SXSW 2012 Review: BEAST

Editor, Canada; Montréal, Canada (@bonnequin)
SXSW 2012 Review: BEAST
With BEAST making its U.S. Premiere tonight SXSW, we take this opportunity to look back at Shelagh's review from Sitges 2011.

Love can make anyone behave strangely. The chemicals that flood the brain when love arrives turn all our emotions into extremes: we want the one we love to the point of obsession. But some tip over that point into madness, such madness that can turn the affected person into an animal. Such is the case of Bruno in Christoffer Boe's new film Beast. Bruno is so in love with his wife Maxine, that love turns to destruction in a most surreal and insane manner.

When we first meet Bruno and Maxine, they are just beginning their life together. But in the next scene, we see that things have not turned out as hoped. Maxine does not love Bruno anymore, and has begun to have an affair. But Bruno's love has turned to a consumptive obsession. And that consumption is literal, for he desires to consume her bodily fluids to keep her inside him. As Bruno learns of Maxine's affair, he begins to play games with her and her lover, even as he undergoes his own psychological and physical transformation.

The film was shot in just a few weeks on a minimal budget, but this is to its credit. No time is wasted in a build-up of showing how the marriage faltered. Even in the few moments when we see them happy, it is obvious that Bruno's love is somewhat unhealthy. Boe uses the minimalist setting and landscape to let the emotions of the characters run wild. In the wintertime, the heat of passion can burn incredibly hot to keep out the cold. This contrast of temperatures makes each feel that much more potent. Maxine's heart grows colder and colder as her obsession wanes, and Bruno's heat grows so that he is walking in his own personal hellfire that covers him like an extra layer of skin. Meanwhile, Maxine wears large coats and sweaters as though Bruno is sucking the life from her. Which he is, figuratively and literally.
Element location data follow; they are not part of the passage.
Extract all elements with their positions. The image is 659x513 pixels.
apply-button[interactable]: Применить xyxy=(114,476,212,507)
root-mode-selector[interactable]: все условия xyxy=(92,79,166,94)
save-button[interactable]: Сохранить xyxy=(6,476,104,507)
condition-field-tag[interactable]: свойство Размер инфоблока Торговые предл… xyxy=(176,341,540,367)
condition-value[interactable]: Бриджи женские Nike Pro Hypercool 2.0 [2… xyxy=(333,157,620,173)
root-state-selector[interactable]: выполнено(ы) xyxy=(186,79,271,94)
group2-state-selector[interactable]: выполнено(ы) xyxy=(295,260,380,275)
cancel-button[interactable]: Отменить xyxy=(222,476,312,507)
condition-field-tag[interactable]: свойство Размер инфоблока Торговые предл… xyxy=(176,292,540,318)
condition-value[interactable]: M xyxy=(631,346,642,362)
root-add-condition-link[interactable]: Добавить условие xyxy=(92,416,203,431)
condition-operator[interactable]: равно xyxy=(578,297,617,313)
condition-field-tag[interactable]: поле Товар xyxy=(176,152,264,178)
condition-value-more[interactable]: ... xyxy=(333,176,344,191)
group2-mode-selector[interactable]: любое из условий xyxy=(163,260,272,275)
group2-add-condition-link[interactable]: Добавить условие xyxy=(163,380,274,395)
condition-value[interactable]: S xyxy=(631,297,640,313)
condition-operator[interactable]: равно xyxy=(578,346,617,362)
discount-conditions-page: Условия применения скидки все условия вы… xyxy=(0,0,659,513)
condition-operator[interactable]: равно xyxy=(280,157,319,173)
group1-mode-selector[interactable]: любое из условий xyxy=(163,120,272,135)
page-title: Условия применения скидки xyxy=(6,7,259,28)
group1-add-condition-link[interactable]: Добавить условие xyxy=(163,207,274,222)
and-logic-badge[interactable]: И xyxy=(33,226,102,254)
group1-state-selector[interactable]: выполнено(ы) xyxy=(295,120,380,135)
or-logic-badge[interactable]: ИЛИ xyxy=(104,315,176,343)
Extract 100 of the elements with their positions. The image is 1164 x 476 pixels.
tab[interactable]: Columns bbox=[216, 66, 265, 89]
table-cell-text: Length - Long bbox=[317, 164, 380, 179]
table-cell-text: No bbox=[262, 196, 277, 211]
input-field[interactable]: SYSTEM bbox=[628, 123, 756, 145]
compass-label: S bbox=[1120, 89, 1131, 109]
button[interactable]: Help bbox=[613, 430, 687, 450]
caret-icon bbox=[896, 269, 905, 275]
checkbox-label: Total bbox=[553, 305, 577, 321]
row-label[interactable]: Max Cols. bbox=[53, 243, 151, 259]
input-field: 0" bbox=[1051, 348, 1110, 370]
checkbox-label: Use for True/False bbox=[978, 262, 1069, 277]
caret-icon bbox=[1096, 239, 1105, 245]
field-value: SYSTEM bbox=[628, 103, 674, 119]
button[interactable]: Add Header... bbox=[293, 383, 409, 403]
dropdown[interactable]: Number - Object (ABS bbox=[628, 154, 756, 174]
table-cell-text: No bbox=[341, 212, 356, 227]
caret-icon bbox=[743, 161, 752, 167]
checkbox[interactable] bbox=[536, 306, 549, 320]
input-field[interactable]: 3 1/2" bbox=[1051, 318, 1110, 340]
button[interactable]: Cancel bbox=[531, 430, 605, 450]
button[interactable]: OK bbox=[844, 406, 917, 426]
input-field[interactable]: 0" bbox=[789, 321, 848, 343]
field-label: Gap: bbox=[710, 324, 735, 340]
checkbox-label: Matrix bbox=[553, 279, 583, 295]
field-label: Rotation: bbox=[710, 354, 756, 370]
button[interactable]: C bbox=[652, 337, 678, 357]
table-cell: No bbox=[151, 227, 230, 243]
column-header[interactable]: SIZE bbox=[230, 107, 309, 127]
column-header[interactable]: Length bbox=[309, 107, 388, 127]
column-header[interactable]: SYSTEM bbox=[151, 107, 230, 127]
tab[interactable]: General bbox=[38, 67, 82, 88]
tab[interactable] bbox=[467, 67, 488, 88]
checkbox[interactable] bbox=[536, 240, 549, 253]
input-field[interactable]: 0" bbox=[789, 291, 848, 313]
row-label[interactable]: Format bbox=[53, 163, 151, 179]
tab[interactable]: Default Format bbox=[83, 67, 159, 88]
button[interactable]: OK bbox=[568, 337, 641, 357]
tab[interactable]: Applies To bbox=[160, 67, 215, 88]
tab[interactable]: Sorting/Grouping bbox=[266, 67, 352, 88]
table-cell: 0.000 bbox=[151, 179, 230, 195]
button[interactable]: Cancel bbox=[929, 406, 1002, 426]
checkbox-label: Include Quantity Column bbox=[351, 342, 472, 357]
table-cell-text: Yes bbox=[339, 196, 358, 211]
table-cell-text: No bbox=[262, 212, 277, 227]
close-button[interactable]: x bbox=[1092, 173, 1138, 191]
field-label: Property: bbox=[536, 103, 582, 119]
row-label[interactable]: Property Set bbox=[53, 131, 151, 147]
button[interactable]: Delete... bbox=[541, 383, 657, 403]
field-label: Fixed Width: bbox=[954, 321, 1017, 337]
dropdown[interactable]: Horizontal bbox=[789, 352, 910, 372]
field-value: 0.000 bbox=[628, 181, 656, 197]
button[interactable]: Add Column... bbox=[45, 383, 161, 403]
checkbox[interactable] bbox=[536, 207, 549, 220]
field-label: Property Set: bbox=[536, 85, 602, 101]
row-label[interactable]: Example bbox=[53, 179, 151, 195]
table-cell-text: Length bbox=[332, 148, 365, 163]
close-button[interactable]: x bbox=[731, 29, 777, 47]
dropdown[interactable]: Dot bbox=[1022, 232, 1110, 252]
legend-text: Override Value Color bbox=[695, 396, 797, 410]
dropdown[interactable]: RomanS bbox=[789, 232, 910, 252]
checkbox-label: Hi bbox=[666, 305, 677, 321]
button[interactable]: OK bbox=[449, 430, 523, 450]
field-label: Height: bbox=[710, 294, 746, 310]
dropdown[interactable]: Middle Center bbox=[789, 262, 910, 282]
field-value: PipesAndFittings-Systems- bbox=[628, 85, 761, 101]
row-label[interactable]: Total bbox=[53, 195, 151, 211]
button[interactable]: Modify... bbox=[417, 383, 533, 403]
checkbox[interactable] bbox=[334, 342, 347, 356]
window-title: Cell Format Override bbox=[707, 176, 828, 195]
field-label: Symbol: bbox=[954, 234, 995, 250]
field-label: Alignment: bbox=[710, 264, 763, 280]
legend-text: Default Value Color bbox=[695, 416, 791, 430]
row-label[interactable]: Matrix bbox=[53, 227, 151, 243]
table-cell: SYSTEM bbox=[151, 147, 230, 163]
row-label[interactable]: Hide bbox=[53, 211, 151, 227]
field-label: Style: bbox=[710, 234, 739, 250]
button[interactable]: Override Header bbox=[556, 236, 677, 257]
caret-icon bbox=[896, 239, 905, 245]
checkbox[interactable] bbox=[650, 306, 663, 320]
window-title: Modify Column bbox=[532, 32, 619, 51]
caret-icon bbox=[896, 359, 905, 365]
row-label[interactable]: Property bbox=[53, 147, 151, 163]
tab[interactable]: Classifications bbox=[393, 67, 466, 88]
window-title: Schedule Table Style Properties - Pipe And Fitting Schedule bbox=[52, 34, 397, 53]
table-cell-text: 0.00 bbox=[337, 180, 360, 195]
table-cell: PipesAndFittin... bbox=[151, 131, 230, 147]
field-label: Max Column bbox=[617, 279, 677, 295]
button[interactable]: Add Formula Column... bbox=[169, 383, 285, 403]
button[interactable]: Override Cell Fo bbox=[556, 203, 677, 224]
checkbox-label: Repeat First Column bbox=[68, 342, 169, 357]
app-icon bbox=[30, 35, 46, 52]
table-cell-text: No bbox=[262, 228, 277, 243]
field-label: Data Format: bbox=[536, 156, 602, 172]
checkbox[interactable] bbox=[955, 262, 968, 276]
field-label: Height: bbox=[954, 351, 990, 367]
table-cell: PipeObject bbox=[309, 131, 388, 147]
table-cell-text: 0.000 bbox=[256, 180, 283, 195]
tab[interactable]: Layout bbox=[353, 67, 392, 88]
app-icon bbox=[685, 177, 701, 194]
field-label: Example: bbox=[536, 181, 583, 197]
As Bruno, actor Nicolas Bro is a powerhouse. He is a large man, but even this body cannot contain his rage. In one powerful scene, after a rather sadomasochistic sexual encounter with his life involving the consumption of her blood, he screams at his half-naked self in front of the mirror, recharged like a demon. Over drinks with his wife's lover (who is ignorant of Bruno's knowledge of the affair), his attempt at friendly conversation becomes a frenetic verbal vomiting that shows a man already well over the edge. Usually, it is the woman who is shown as penetrated physically by a man, and rendered emotionally and psychologically damaged. But in Bruno's case, his need for his wife to penetrate him via her blood and other things leave him damaged. This damage causes him to transform quickly and horribly into a thing of terror.

Boe strips away the romance as he strips away all photographic and sonic pretense from the film. This is the beating drum of love as seen through the actual heart (as oppose to its iconic symbol): a powerful muscle, red and pumping to the point of attack. This heart eats away until there is nothing human left. A visceral, dark and disturbing portrait of a man whose love drives him to chaos.